I have to agree. Little House is exactly the kind of show this nation needs right now. It’s filled with messages about getting along with others despite differences, facing challenges with bravery and tenacity, appreciating the little things, and giving back as much as you get in this world. Those are appropriate reminders in days when no one can find common ground, the easiest way is the only way, and we have more than ever before and it’s still not enough.

Last night before bed, I asked the boys to list off some of the lessons they’ve learned from the show thus far. Their answers were both insightful and humorous.

  • Never try to keep a raccoon for a pet.
  • Don’t spoil your kids or they will be mean like Nellie.
  • Be grateful for what you have.
  • Don’t blow yourself up with dynamite.
  • If you are good to others, they will be good friends.
  • It’s okay to push a bully if they’re asking for it.
  • Wear your glasses even if other kids call you “Four Eyes.”
  • Never climb a tree to get a kite. It’s not worth it.
  • Once upon a time, Mankato was the big city.

I’m chagrined to admit that I get teary eyed at nearly each episode, but watching the shows again has reminded me of how much I have to appreciate and how little time I spend actually appreciating it. I’m thankful that I don’t have to go outside to pee in the middle of the night in the dead of winter. I’m thankful that I have an ample supply of hot water at my fingertips. I’m thankful that my house is heated and I’m not perpetually doomed to smell like a campfire. And I’m eternally thankful that I don’t have to deal with that bitchy Harriet Oleson.
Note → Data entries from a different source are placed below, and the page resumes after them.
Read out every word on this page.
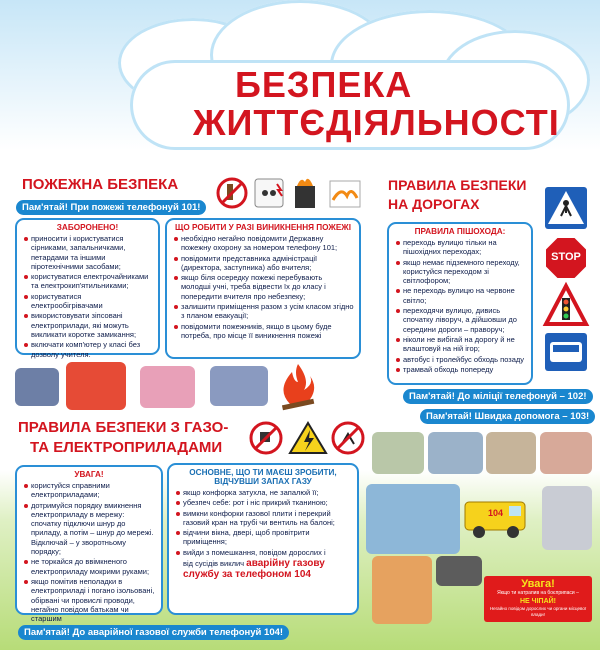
БЕЗПЕКА
ЖИТТЄДІЯЛЬНОСТІ
ПОЖЕЖНА БЕЗПЕКА
Пам'ятай! При пожежі телефонуй 101!
ЗАБОРОНЕНО!
приносити і користуватися сірниками, запальничками, петардами та іншими піротехнічними засобами;
користуватися електрочайниками та електрокип'ятильниками;
користуватися електрообігрівачами
використовувати зіпсовані електроприлади, які можуть викликати коротке замикання;
включати комп'ютер у класі без дозволу учителя.
ЩО РОБИТИ У РАЗІ ВИНИКНЕННЯ ПОЖЕЖІ
необхідно негайно повідомити Державну пожежну охорону за номером телефону 101;
повідомити представника адміністрації (директора, заступника) або вчителя;
якщо біля осередку пожежі перебувають молодші учні, треба відвести їх до класу і попередити вчителя про небезпеку;
залишити приміщення разом з усім класом згідно з планом евакуації;
повідомити пожежників, якщо в цьому буде потреба, про місце її виникнення пожежі
ПРАВИЛА БЕЗПЕКИ
НА ДОРОГАХ
ПРАВИЛА ПІШОХОДА:
переходь вулицю тільки на пішохідних переходах;
якщо немає підземного переходу, користуйся переходом зі світлофором;
не переходь вулицю на червоне світло;
переходячи вулицю, дивись спочатку ліворуч, а дійшовши до середини дороги – праворуч;
ніколи не вибігай на дорогу й не влаштовуй на ній ігор;
автобус і тролейбус обходь позаду
трамвай обходь попереду
STOP
Пам'ятай! До міліції телефонуй – 102!
Пам'ятай! Швидка допомога – 103!
ПРАВИЛА БЕЗПЕКИ З ГАЗО-
ТА ЕЛЕКТРОПРИЛАДАМИ
УВАГА!
користуйся справними електроприладами;
дотримуйся порядку вмикнення електроприладу в мережу: спочатку підключи шнур до приладу, а потім – шнур до мережі. Відключай – у зворотньому порядку;
не торкайся до ввімкненого електроприладу мокрими руками;
якщо помітив неполадки в електроприладі і погано ізольовані, обірвані чи провислі проводи, негайно повідом батькам чи старшим
ОСНОВНЕ, ЩО ТИ МАЄШ ЗРОБИТИ,
ВІДЧУВШИ ЗАПАХ ГАЗУ
якщо конфорка затухла, не запалюй її;
убезпеч себе: рот і ніс прикрий тканиною;
вимкни конфорки газової плити і перекрий газовий кран на трубі чи вентиль на балоні;
відчини вікна, двері, щоб провітрити приміщення;
вийди з помешкання, повідом дорослих і
від сусідів виклич аварійну газову службу за телефоном 104
104
Увага!
Якщо ти натрапив на боєприпаси –
НЕ ЧІПАЙ!
Негайно повідом дорослих чи органи місцевої влади!
Пам'ятай! До аварійної газової служби телефонуй 104!
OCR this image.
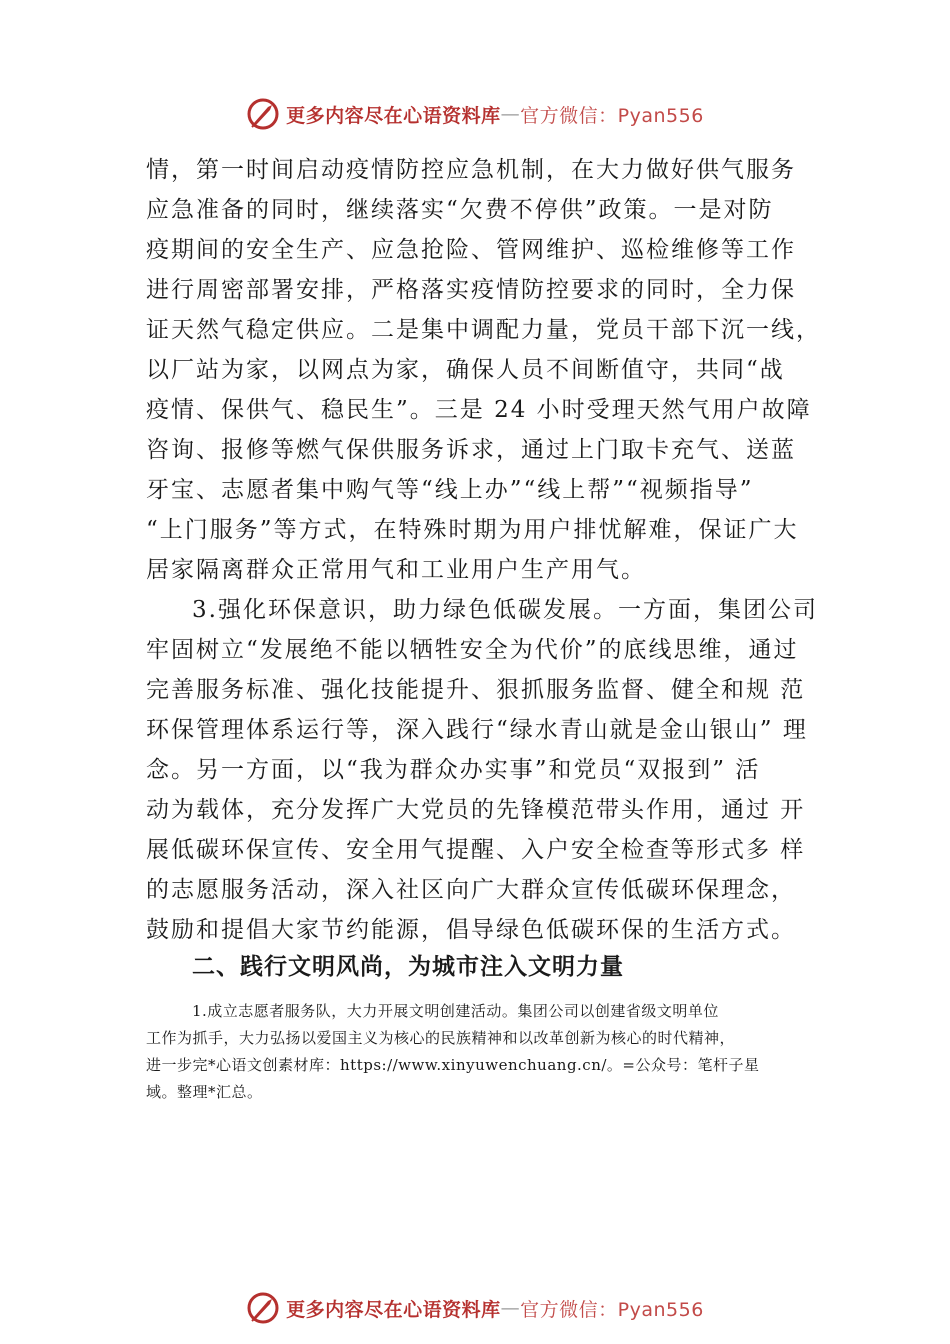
更多内容尽在心语资料库 — 官方微信：Pyan556
情，第一时间启动疫情防控应急机制，在大力做好供气服务
应急准备的同时，继续落实“欠费不停供”政策。一是对防
疫期间的安全生产、应急抢险、管网维护、巡检维修等工作
进行周密部署安排，严格落实疫情防控要求的同时，全力保
证天然气稳定供应。二是集中调配力量，党员干部下沉一线，
以厂站为家，以网点为家，确保人员不间断值守，共同“战
疫情、保供气、稳民生”。三是 24 小时受理天然气用户故障
咨询、报修等燃气保供服务诉求，通过上门取卡充气、送蓝
牙宝、志愿者集中购气等“线上办”“线上帮”“视频指导”
“上门服务”等方式，在特殊时期为用户排忧解难，保证广大
居家隔离群众正常用气和工业用户生产用气。
3.强化环保意识，助力绿色低碳发展。一方面，集团公司
牢固树立“发展绝不能以牺牲安全为代价”的底线思维，通过
完善服务标准、强化技能提升、狠抓服务监督、健全和规 范
环保管理体系运行等，深入践行“绿水青山就是金山银山” 理
念。另一方面，以“我为群众办实事”和党员“双报到” 活
动为载体，充分发挥广大党员的先锋模范带头作用，通过 开
展低碳环保宣传、安全用气提醒、入户安全检查等形式多 样
的志愿服务活动，深入社区向广大群众宣传低碳环保理念，
鼓励和提倡大家节约能源，倡导绿色低碳环保的生活方式。
二、践行文明风尚，为城市注入文明力量
1.成立志愿者服务队，大力开展文明创建活动。集团公司以创建省级文明单位
工作为抓手，大力弘扬以爱国主义为核心的民族精神和以改革创新为核心的时代精神，
进一步完*心语文创素材库：https://www.xinyuwenchuang.cn/。=公众号：笔杆子星
域。整理*汇总。
更多内容尽在心语资料库 — 官方微信：Pyan556
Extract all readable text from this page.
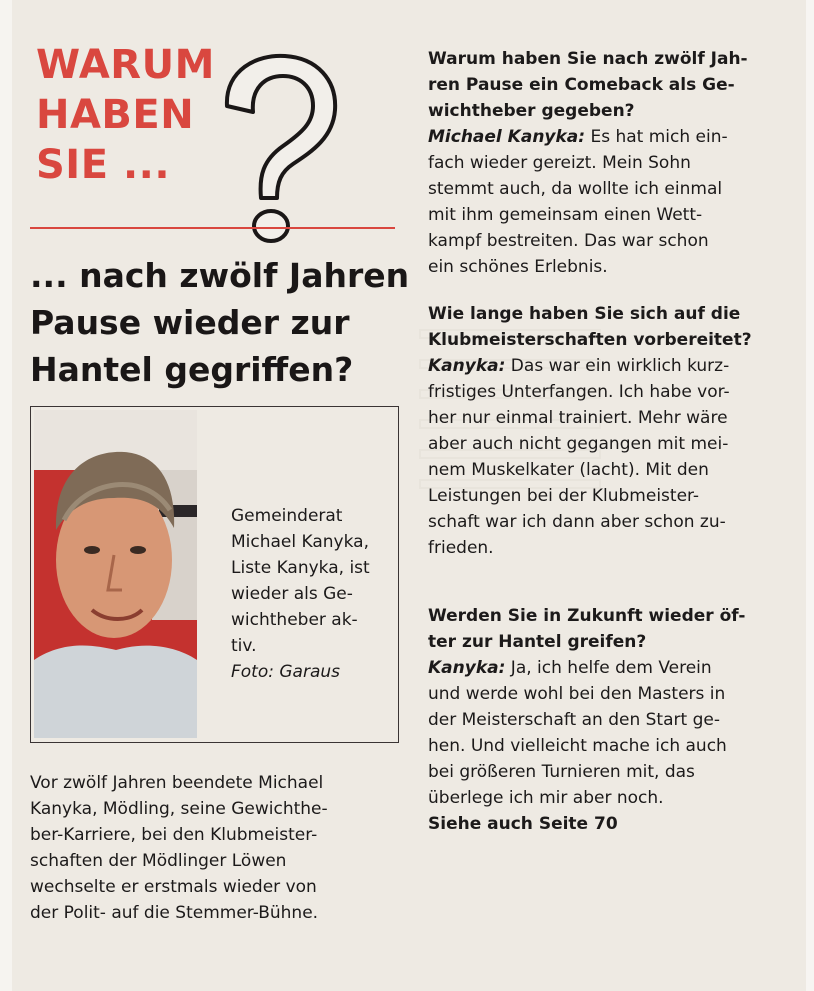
WARUM
HABEN
SIE ...
... nach zwölf Jahren
Pause wieder zur
Hantel gegriffen?
Gemeinderat
Michael Kanyka,
Liste Kanyka, ist
wieder als Ge-
wichtheber ak-
tiv.
Foto: Garaus
Vor zwölf Jahren beendete Michael
Kanyka, Mödling, seine Gewichthe-
ber-Karriere, bei den Klubmeister-
schaften der Mödlinger Löwen
wechselte er erstmals wieder von
der Polit- auf die Stemmer-Bühne.
Warum haben Sie nach zwölf Jah-
ren Pause ein Comeback als Ge-
wichtheber gegeben?
Michael Kanyka: Es hat mich ein-
fach wieder gereizt. Mein Sohn
stemmt auch, da wollte ich einmal
mit ihm gemeinsam einen Wett-
kampf bestreiten. Das war schon
ein schönes Erlebnis.
Wie lange haben Sie sich auf die
Klubmeisterschaften vorbereitet?
Kanyka: Das war ein wirklich kurz-
fristiges Unterfangen. Ich habe vor-
her nur einmal trainiert. Mehr wäre
aber auch nicht gegangen mit mei-
nem Muskelkater (lacht). Mit den
Leistungen bei der Klubmeister-
schaft war ich dann aber schon zu-
frieden.
Werden Sie in Zukunft wieder öf-
ter zur Hantel greifen?
Kanyka: Ja, ich helfe dem Verein
und werde wohl bei den Masters in
der Meisterschaft an den Start ge-
hen. Und vielleicht mache ich auch
bei größeren Turnieren mit, das
überlege ich mir aber noch.
Siehe auch Seite 70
Mostly, though, what I’m taking away from our addiction to Little House is time with my family, snuggled on the couch, talking about life and love and friendship. I’m happy to have this time with my boys before they become teens and want nothing more to do with me. I’m also thrilled to know that when times get tough for my little guys in the next few years we’ll be able to draw upon the things we’ve observed with the Ingalls. And, if they give me a hard time about their Christmas gifts this year, I’m just going to remind them that Laura received a tin cup, a piece of peppermint candy, and a shiny new penny and said it was the best Christmas ever.